C. W. F. Dumas to John Adams: A Translation
The Hague, 17 March 1781
I did not have the time last evening to forward to you the letter that His Excellency the French Ambassador gave me in response to your letter to him of the 8th instant.1 The Pensionaries of Amsterdam, Dordrecht, and Haarlem have all asked me to thank you for your kindness in sending them Congress’ resolution.2 Those from Amsterdam, in particular, regret that the present circumstances did not permit them to respond formally to your letters. The one from Dordrecht agreed with me, that we should go to Leyden together, and that I would have the honor of introducing you to him. But yesterday he had to leave for Dordrecht.
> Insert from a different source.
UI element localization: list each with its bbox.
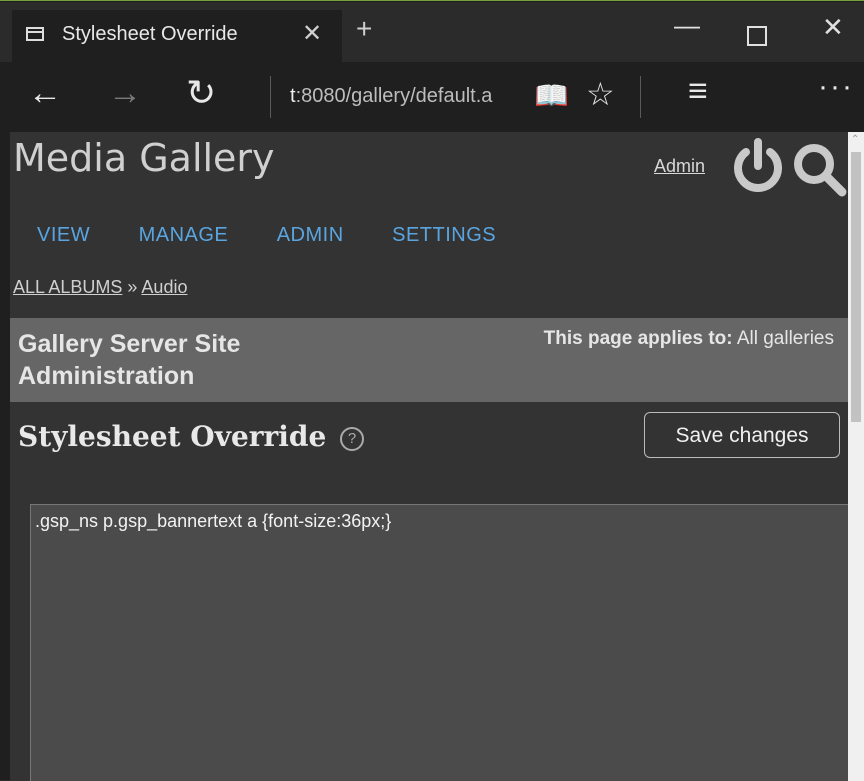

Perhaps another time.
The countermanifesto of the republic to that of the British king has finally appeared.3 You will see the translation soon in the French gazettes, so therefore I will refrain from analyzing it. It is long. Is it as vigorous as it is long? You be the judge. I am with great respect, sir, your very humble and very obedient servant
Pardon the liberty that I take in enclosing a small bill that your servant presented to Mr. Luzac.4
RC (Adams Papers).
3. A French translation of the countermanifesto, dated 12 March, appeared in the Gazette de Leyde of 20 March; English translations of the document were widely printed in British newspapers, such as the London Chronicle of 24–27 March.
4. The enclosure has not been found.